Your business is subject to possible inspections by ESDC/Service Canada which may be of several types:
- An inspection with or without prior notice;
- An Employer Compliance Review (ECR);
- A review under Ministerial Instruction.
You will be informed of
- what type of review will be held;
- how and where the inspection will proceed, including the period under review;
- the specific conditions that need to show compliance;
- the specific actions you need to take;
- the consequences of non-compliance and/or non-response.
Please note that any LMIA application underway on your behalf may be delayed if an inspection is deemed necessary. LMIAs that have been approved may also be suspended as a result of the inspection taking place. There are two possible outcomes for any review:
- Satisfactory: compliance is demonstrated OR non-compliance is justified;
- Non-compliant: the employer has been unable to demonstrate compliance, or unable to justify non-compliance.
There are 3 main reasons why your business has been selected for a review:
- There are reasons to suspect non-compliance (usually due to a tip being received);
- You have a history of previous non-compliance;
- You have been randomly selected.
There are around 20 factors that inspectors from ESDC/Service Canada will be looking at during a review, including:
- Wages are appropriate for the occupations;
- Working conditions are in line with Canadian and local standards;
- Job creation for Canadian citizens and permanent residents that is often part of an LMIA has been complied with;
- Training is appropriate;
- Transfer of skills/knowledge to Canadian workers has occurred.

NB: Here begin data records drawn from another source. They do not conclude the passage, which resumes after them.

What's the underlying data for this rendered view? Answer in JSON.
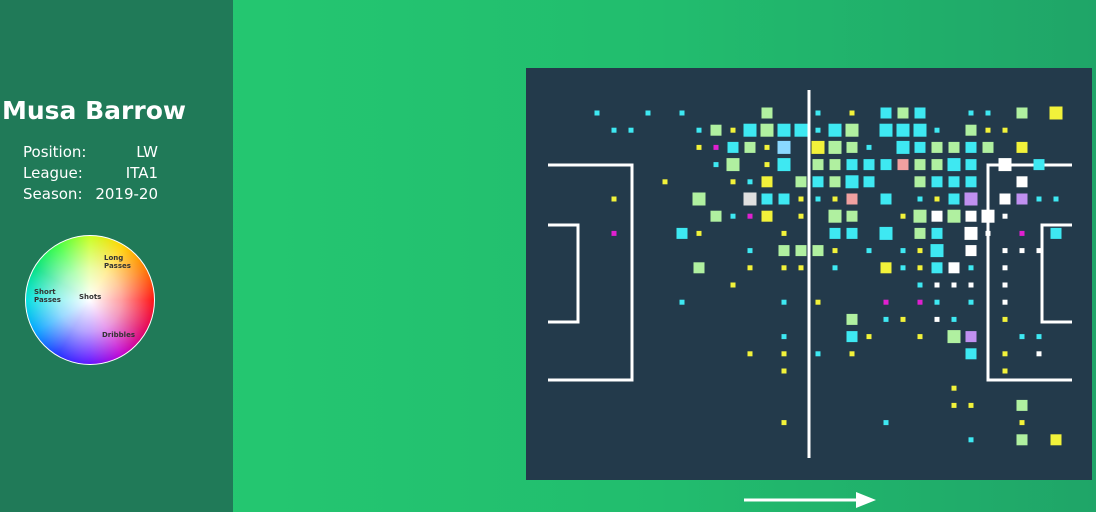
{
  "player": {
    "name": "Musa Barrow",
    "fields": [
      {
        "label": "Position:",
        "value": "LW"
      },
      {
        "label": "League:",
        "value": "ITA1"
      },
      {
        "label": "Season:",
        "value": "2019-20"
      }
    ]
  },
  "legend": {
    "long": "Long Passes",
    "short": "Short Passes",
    "shots": "Shots",
    "dribbles": "Dribbles"
  },
  "palette": {
    "c": "#3ee8f2",
    "y": "#f2f23a",
    "g": "#b0f0a0",
    "w": "#ffffff",
    "m": "#e020d0",
    "b": "#8ad8ff",
    "p": "#f0a0a0",
    "v": "#c090f0",
    "e": "#e0e0e0"
  },
  "tiles": [
    [
      0,
      0,
      5,
      "c"
    ],
    [
      3,
      0,
      5,
      "c"
    ],
    [
      5,
      0,
      5,
      "c"
    ],
    [
      10,
      0,
      11,
      "g"
    ],
    [
      13,
      0,
      5,
      "c"
    ],
    [
      15,
      0,
      5,
      "y"
    ],
    [
      17,
      0,
      11,
      "c"
    ],
    [
      18,
      0,
      11,
      "g"
    ],
    [
      19,
      0,
      11,
      "c"
    ],
    [
      22,
      0,
      5,
      "c"
    ],
    [
      23,
      0,
      5,
      "c"
    ],
    [
      25,
      0,
      11,
      "g"
    ],
    [
      27,
      0,
      13,
      "y"
    ],
    [
      1,
      1,
      5,
      "c"
    ],
    [
      2,
      1,
      5,
      "c"
    ],
    [
      6,
      1,
      5,
      "c"
    ],
    [
      7,
      1,
      11,
      "g"
    ],
    [
      8,
      1,
      5,
      "y"
    ],
    [
      9,
      1,
      13,
      "c"
    ],
    [
      10,
      1,
      13,
      "g"
    ],
    [
      11,
      1,
      13,
      "c"
    ],
    [
      12,
      1,
      13,
      "c"
    ],
    [
      13,
      1,
      5,
      "c"
    ],
    [
      14,
      1,
      13,
      "c"
    ],
    [
      15,
      1,
      13,
      "g"
    ],
    [
      17,
      1,
      13,
      "c"
    ],
    [
      18,
      1,
      13,
      "c"
    ],
    [
      19,
      1,
      13,
      "c"
    ],
    [
      20,
      1,
      5,
      "c"
    ],
    [
      22,
      1,
      11,
      "g"
    ],
    [
      23,
      1,
      5,
      "y"
    ],
    [
      24,
      1,
      5,
      "y"
    ],
    [
      6,
      2,
      5,
      "y"
    ],
    [
      7,
      2,
      5,
      "m"
    ],
    [
      8,
      2,
      11,
      "c"
    ],
    [
      9,
      2,
      11,
      "g"
    ],
    [
      10,
      2,
      5,
      "y"
    ],
    [
      11,
      2,
      13,
      "b"
    ],
    [
      13,
      2,
      13,
      "y"
    ],
    [
      14,
      2,
      13,
      "g"
    ],
    [
      15,
      2,
      11,
      "g"
    ],
    [
      16,
      2,
      5,
      "c"
    ],
    [
      18,
      2,
      13,
      "c"
    ],
    [
      19,
      2,
      11,
      "c"
    ],
    [
      20,
      2,
      11,
      "g"
    ],
    [
      21,
      2,
      11,
      "g"
    ],
    [
      22,
      2,
      11,
      "c"
    ],
    [
      23,
      2,
      11,
      "g"
    ],
    [
      25,
      2,
      11,
      "y"
    ],
    [
      7,
      3,
      5,
      "c"
    ],
    [
      8,
      3,
      13,
      "g"
    ],
    [
      10,
      3,
      5,
      "y"
    ],
    [
      11,
      3,
      13,
      "c"
    ],
    [
      13,
      3,
      11,
      "g"
    ],
    [
      14,
      3,
      11,
      "g"
    ],
    [
      15,
      3,
      11,
      "c"
    ],
    [
      16,
      3,
      11,
      "c"
    ],
    [
      17,
      3,
      11,
      "c"
    ],
    [
      18,
      3,
      11,
      "p"
    ],
    [
      19,
      3,
      11,
      "g"
    ],
    [
      20,
      3,
      11,
      "g"
    ],
    [
      21,
      3,
      13,
      "c"
    ],
    [
      22,
      3,
      11,
      "c"
    ],
    [
      24,
      3,
      13,
      "w"
    ],
    [
      26,
      3,
      11,
      "c"
    ],
    [
      4,
      4,
      5,
      "y"
    ],
    [
      8,
      4,
      5,
      "y"
    ],
    [
      9,
      4,
      5,
      "c"
    ],
    [
      10,
      4,
      11,
      "y"
    ],
    [
      12,
      4,
      11,
      "g"
    ],
    [
      13,
      4,
      11,
      "c"
    ],
    [
      14,
      4,
      11,
      "g"
    ],
    [
      15,
      4,
      13,
      "c"
    ],
    [
      16,
      4,
      11,
      "c"
    ],
    [
      19,
      4,
      11,
      "g"
    ],
    [
      20,
      4,
      11,
      "c"
    ],
    [
      21,
      4,
      11,
      "c"
    ],
    [
      22,
      4,
      11,
      "c"
    ],
    [
      25,
      4,
      11,
      "w"
    ],
    [
      1,
      5,
      5,
      "y"
    ],
    [
      6,
      5,
      13,
      "g"
    ],
    [
      9,
      5,
      13,
      "e"
    ],
    [
      10,
      5,
      11,
      "c"
    ],
    [
      11,
      5,
      11,
      "c"
    ],
    [
      12,
      5,
      5,
      "y"
    ],
    [
      13,
      5,
      5,
      "c"
    ],
    [
      14,
      5,
      5,
      "y"
    ],
    [
      15,
      5,
      11,
      "p"
    ],
    [
      17,
      5,
      11,
      "c"
    ],
    [
      19,
      5,
      5,
      "c"
    ],
    [
      20,
      5,
      5,
      "y"
    ],
    [
      21,
      5,
      11,
      "c"
    ],
    [
      22,
      5,
      13,
      "v"
    ],
    [
      24,
      5,
      11,
      "w"
    ],
    [
      25,
      5,
      11,
      "v"
    ],
    [
      26,
      5,
      5,
      "c"
    ],
    [
      27,
      5,
      5,
      "c"
    ],
    [
      7,
      6,
      11,
      "g"
    ],
    [
      8,
      6,
      5,
      "c"
    ],
    [
      9,
      6,
      5,
      "m"
    ],
    [
      10,
      6,
      11,
      "y"
    ],
    [
      12,
      6,
      5,
      "y"
    ],
    [
      14,
      6,
      13,
      "g"
    ],
    [
      15,
      6,
      11,
      "g"
    ],
    [
      18,
      6,
      5,
      "y"
    ],
    [
      19,
      6,
      13,
      "g"
    ],
    [
      20,
      6,
      11,
      "w"
    ],
    [
      21,
      6,
      13,
      "g"
    ],
    [
      22,
      6,
      11,
      "w"
    ],
    [
      23,
      6,
      13,
      "w"
    ],
    [
      24,
      6,
      5,
      "w"
    ],
    [
      1,
      7,
      5,
      "m"
    ],
    [
      5,
      7,
      11,
      "c"
    ],
    [
      6,
      7,
      5,
      "y"
    ],
    [
      11,
      7,
      5,
      "y"
    ],
    [
      14,
      7,
      11,
      "c"
    ],
    [
      15,
      7,
      11,
      "c"
    ],
    [
      17,
      7,
      13,
      "c"
    ],
    [
      19,
      7,
      11,
      "g"
    ],
    [
      20,
      7,
      11,
      "c"
    ],
    [
      22,
      7,
      13,
      "w"
    ],
    [
      23,
      7,
      5,
      "w"
    ],
    [
      25,
      7,
      5,
      "m"
    ],
    [
      27,
      7,
      11,
      "c"
    ],
    [
      9,
      8,
      5,
      "c"
    ],
    [
      11,
      8,
      11,
      "g"
    ],
    [
      12,
      8,
      11,
      "g"
    ],
    [
      13,
      8,
      11,
      "g"
    ],
    [
      14,
      8,
      5,
      "y"
    ],
    [
      16,
      8,
      5,
      "c"
    ],
    [
      18,
      8,
      5,
      "c"
    ],
    [
      19,
      8,
      5,
      "y"
    ],
    [
      20,
      8,
      13,
      "c"
    ],
    [
      22,
      8,
      11,
      "w"
    ],
    [
      24,
      8,
      5,
      "w"
    ],
    [
      25,
      8,
      5,
      "w"
    ],
    [
      26,
      8,
      5,
      "w"
    ],
    [
      6,
      9,
      11,
      "g"
    ],
    [
      9,
      9,
      5,
      "y"
    ],
    [
      11,
      9,
      5,
      "y"
    ],
    [
      12,
      9,
      5,
      "y"
    ],
    [
      14,
      9,
      5,
      "c"
    ],
    [
      17,
      9,
      11,
      "y"
    ],
    [
      18,
      9,
      5,
      "c"
    ],
    [
      19,
      9,
      5,
      "y"
    ],
    [
      20,
      9,
      11,
      "c"
    ],
    [
      21,
      9,
      11,
      "w"
    ],
    [
      22,
      9,
      5,
      "c"
    ],
    [
      24,
      9,
      5,
      "w"
    ],
    [
      8,
      10,
      5,
      "y"
    ],
    [
      19,
      10,
      5,
      "c"
    ],
    [
      20,
      10,
      5,
      "w"
    ],
    [
      21,
      10,
      5,
      "w"
    ],
    [
      22,
      10,
      5,
      "w"
    ],
    [
      24,
      10,
      5,
      "w"
    ],
    [
      5,
      11,
      5,
      "c"
    ],
    [
      11,
      11,
      5,
      "c"
    ],
    [
      13,
      11,
      5,
      "y"
    ],
    [
      17,
      11,
      5,
      "m"
    ],
    [
      19,
      11,
      5,
      "m"
    ],
    [
      20,
      11,
      5,
      "c"
    ],
    [
      22,
      11,
      5,
      "c"
    ],
    [
      24,
      11,
      5,
      "w"
    ],
    [
      15,
      12,
      11,
      "g"
    ],
    [
      17,
      12,
      5,
      "c"
    ],
    [
      18,
      12,
      5,
      "y"
    ],
    [
      20,
      12,
      5,
      "w"
    ],
    [
      21,
      12,
      5,
      "c"
    ],
    [
      24,
      12,
      5,
      "y"
    ],
    [
      11,
      13,
      5,
      "c"
    ],
    [
      15,
      13,
      11,
      "c"
    ],
    [
      16,
      13,
      5,
      "y"
    ],
    [
      19,
      13,
      5,
      "y"
    ],
    [
      21,
      13,
      13,
      "g"
    ],
    [
      22,
      13,
      11,
      "v"
    ],
    [
      25,
      13,
      5,
      "c"
    ],
    [
      26,
      13,
      5,
      "c"
    ],
    [
      9,
      14,
      5,
      "y"
    ],
    [
      11,
      14,
      5,
      "y"
    ],
    [
      13,
      14,
      5,
      "c"
    ],
    [
      15,
      14,
      5,
      "y"
    ],
    [
      22,
      14,
      11,
      "c"
    ],
    [
      24,
      14,
      5,
      "y"
    ],
    [
      26,
      14,
      5,
      "w"
    ],
    [
      11,
      15,
      5,
      "y"
    ],
    [
      24,
      15,
      5,
      "y"
    ],
    [
      21,
      16,
      5,
      "y"
    ],
    [
      21,
      17,
      5,
      "y"
    ],
    [
      22,
      17,
      5,
      "y"
    ],
    [
      25,
      17,
      11,
      "g"
    ],
    [
      11,
      18,
      5,
      "y"
    ],
    [
      17,
      18,
      5,
      "c"
    ],
    [
      25,
      18,
      5,
      "y"
    ],
    [
      22,
      19,
      5,
      "c"
    ],
    [
      25,
      19,
      11,
      "g"
    ],
    [
      27,
      19,
      11,
      "y"
    ]
  ]
}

If you are found non-compliant the consequences depend upon when the non-compliance occurred:
- If it occurred before December 1, 2015 then you the employer:
- Could be banned for 2 years from using the TFW program as well as the International Mobility program (IMP);
- Could have your name, address, and period of ineligibility published on IRCC’s website;
- Could have a negative result on any pending LMIA applications;
- Could have previously approved LMIAs revoked or suspended.
- If it occurred after December 1, 2015 then you:
- Could be subject to warnings;
- Could be given administrative financial penalties from $500 up to $100,000 depending on the nature and size of your business;
- Could be banned for 1,2,5, or 10 years from TFW and IMP;
- Could have your name and address published on IRCC’s website;
- Could have previously approved LMIAs revoked or suspended.
As you can see, ESDC/Service Canada have the authority to exclude you for a number of years from using foreign workers as well as penalizing you with substantial fines. It is essential that you as an employer undergo a careful and systematic process (i.e. keeping all records and documents mentioned above) to first look for Canadian citizens and/or permanent residents and then to ensure that the foreign skilled workers you file an LMIA for are qualified and that your business is up to the standards required.
It can be a time-consuming process, but given the potential consequences, is clearly worth the effort.